Maar het gaat het beest uit de afgrond en zijn valse profeet niet snel genoeg. In hun beraad zeggen ze: We moeten het met de mobiele telefoon gaan doen. En ja hoor, voor een groot deel lukt dat reeds. We moeten alleen de kosten van dit instrument nog zien te drukken. Daarvoor moeten we eerst een zo groot mogelijk afzetgebied vinden. De rest komt vanzelf. Iedereen, van klein tot groot, heeft reeds zo’n ding.
Zo redeneert de duivel voort en zegt: Ja, op die manier moeten we proberen een nieuwe Statenvertaling te krijgen. Deze zal zeker ingang bij dit volk vinden. We hebben het voorbereidende werk al in een vergevorderd stadium. We hebben dat kerkelijke Nederland al zo gemoderniseerd en geseculariseerd dat dit bolwerk spoedig vallen moet.
Zie maar eens naar de legging. Legging is een Engels woord voor broek, kniekap of regenpijp. Inderdaad lijken die witte broeken om de benen wel wat op regenpijpen. Voorheen was het de duivel niet gelukt om een bepaalde categorie van christenen de vrouwen in mannenkleren te laten lopen. Het lukte hem om met allerlei soort van kleding die de wereld ook draagt, onder andere spijkergoed, shirts met letteropdruk, sierlijke gewaden waarmee de vrouwen in de kerk showen, voor een overgroot deel de kerk tot een kleurig en weelderig geheel te maken.

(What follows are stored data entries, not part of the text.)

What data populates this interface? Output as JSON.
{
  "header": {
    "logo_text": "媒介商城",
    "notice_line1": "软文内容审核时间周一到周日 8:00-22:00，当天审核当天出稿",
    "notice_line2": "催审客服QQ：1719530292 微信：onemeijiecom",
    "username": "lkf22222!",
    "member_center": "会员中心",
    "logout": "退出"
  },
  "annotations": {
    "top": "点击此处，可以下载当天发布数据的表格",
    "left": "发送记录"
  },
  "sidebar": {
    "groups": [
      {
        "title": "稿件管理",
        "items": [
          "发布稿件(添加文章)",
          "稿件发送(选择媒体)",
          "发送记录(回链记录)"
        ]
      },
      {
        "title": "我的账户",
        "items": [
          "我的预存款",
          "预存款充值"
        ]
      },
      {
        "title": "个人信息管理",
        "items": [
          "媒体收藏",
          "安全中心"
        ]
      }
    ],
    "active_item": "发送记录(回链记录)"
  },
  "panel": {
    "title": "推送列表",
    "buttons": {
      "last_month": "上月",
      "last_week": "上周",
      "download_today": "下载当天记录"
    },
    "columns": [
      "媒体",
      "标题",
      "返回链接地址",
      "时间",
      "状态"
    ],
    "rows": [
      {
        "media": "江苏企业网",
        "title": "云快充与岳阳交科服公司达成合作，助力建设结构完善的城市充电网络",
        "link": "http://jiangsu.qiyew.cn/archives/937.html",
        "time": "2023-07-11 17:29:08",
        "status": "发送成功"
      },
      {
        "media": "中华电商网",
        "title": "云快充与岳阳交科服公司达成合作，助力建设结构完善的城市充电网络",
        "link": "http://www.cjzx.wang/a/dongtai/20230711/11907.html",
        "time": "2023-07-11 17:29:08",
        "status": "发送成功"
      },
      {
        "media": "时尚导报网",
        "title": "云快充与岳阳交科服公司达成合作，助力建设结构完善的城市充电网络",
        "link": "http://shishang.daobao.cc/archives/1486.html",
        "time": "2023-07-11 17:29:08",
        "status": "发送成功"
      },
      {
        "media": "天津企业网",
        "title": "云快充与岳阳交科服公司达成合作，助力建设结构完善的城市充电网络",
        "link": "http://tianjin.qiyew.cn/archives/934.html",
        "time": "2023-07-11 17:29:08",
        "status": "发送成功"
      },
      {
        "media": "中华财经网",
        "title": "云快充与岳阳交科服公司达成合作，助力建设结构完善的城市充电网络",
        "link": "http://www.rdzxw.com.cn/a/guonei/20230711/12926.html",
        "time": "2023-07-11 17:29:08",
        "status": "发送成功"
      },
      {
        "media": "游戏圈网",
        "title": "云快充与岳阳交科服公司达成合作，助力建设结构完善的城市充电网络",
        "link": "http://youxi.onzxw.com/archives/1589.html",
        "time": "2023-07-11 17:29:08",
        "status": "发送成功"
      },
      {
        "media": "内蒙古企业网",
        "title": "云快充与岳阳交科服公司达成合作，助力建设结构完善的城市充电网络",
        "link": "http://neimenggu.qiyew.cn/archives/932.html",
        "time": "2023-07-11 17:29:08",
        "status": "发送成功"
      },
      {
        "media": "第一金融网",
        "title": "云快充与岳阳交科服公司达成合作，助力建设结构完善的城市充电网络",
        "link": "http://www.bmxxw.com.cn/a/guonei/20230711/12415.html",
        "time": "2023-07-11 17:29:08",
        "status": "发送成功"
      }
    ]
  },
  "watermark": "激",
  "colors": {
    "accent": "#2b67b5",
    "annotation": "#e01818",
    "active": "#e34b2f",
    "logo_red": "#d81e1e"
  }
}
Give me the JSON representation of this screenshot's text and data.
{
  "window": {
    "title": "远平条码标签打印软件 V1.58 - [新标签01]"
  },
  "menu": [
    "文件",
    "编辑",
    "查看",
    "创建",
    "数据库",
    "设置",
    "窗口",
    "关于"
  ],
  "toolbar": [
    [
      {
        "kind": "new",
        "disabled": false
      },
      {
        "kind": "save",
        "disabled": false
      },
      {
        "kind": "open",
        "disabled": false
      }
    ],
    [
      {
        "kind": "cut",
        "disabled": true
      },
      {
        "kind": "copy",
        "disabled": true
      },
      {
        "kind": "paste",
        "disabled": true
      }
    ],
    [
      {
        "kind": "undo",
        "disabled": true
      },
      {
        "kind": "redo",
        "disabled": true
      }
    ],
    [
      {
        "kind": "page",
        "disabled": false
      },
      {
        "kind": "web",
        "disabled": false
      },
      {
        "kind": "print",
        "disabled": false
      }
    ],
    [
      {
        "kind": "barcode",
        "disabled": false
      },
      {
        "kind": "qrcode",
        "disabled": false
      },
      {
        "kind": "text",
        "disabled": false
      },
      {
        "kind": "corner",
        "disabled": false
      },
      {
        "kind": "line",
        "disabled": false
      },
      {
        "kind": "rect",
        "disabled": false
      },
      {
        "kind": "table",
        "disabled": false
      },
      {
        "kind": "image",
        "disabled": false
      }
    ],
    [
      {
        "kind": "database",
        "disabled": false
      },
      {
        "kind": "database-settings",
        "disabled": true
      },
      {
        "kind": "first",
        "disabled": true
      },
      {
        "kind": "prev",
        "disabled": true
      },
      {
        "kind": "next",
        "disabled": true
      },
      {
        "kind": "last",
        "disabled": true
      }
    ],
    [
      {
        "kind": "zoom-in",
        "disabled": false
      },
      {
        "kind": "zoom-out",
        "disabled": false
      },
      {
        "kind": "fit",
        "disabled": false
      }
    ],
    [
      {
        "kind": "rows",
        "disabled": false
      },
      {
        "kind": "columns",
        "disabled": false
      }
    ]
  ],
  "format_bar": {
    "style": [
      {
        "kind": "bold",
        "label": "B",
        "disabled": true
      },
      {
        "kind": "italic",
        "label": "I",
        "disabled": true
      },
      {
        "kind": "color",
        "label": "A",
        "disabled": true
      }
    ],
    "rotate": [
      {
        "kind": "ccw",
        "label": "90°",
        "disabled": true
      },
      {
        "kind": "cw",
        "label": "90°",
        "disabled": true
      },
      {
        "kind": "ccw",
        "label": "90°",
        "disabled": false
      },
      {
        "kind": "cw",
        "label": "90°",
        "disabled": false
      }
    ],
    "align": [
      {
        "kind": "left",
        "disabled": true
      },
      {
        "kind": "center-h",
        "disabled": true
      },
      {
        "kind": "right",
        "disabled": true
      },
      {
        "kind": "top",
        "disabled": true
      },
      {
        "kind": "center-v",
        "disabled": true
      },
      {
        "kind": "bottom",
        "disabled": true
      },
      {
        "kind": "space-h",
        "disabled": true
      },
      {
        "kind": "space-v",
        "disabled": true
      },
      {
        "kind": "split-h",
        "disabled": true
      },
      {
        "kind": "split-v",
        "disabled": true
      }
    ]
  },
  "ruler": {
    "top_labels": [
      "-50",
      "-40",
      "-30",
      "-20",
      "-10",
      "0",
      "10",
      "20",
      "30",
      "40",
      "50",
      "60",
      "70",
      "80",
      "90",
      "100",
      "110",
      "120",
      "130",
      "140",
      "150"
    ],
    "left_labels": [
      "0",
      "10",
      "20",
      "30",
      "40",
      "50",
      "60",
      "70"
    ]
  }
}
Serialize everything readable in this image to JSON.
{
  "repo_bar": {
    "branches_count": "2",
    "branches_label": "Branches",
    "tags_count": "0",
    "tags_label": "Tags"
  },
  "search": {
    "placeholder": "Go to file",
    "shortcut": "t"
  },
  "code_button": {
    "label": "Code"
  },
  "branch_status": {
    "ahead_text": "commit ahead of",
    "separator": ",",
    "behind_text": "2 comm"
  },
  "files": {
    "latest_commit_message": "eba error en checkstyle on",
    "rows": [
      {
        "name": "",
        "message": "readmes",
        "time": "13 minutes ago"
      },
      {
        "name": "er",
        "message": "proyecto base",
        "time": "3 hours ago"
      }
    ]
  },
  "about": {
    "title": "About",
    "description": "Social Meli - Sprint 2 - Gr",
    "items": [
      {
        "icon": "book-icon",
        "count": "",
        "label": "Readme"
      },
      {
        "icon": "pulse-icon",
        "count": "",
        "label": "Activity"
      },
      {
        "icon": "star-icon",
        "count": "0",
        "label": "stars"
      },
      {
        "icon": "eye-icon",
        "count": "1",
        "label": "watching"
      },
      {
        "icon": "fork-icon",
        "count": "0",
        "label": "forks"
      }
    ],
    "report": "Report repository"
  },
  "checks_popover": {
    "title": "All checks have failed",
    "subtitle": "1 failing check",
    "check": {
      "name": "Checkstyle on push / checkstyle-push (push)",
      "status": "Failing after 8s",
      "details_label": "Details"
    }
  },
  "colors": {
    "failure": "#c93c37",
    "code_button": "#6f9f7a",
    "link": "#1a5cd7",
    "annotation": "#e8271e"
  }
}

Maar in sommige kerken gaat dat nog niet zo hard en zit nog een deel dat geen krimp geeft aan zijn verzoekingen. Daar is het hem tot nu toe niet gelukt de broek voor de vrouw te introduceren en de eerbied voor God en Zijn dienst nog verder te verminderen. Met het naam- en schijnchristendom heeft hij geen problemen meer, maar er is nog een deel dat hem niets wil toegeven. Hij haat hen met een wrevelige haat. Hij zal en moet dat aan de kant maken.
Tevergeefs jonge mensen. God waakt over Zijn Kerk. Laat je door hem niet naar de afgrond slepen.”
Visie
Wie in de duinen van Schoorl en Groet op vakantie gaat, kan al veertig jaar niet om de Witte Tent heen. Het EO-blad Visie sprak met Dik Veefkind over dit evangelisatieproject van zeven kerken.
Is een tentencampagne niet typisch een methode van de jaren zeventig? „Toen werkte het en veertig jaar later nog steeds, want elk jaar opnieuw komen er een paar honderd kinderen en volwassenen op af. Een tent past ook goed bij de belevingswereld van de talloze kampeerders in dit gebied. Dat er nog altijd mensen tot geloof komen, vind ik al genoeg reden om door te gaan.”
Welk moment zult u niet snel vergeten? „Ik ben er nu acht jaar bij betrokken. Leuk zijn de verhalen over huwelijken die zijn ontstaan door de Witte Tent. Helemaal bijzonder vind ik de bekeringsverhalen. Zoals een onkerkelijke vriendin van een teamlid met wie ik twee jaar geleden in gesprek raakte. Door het werk van de Witte Tent leerde ze God kennen en konden we haar doorverwijzen naar een lokale kerk. Die ontmoetingen raken me; daar doe je het voor.”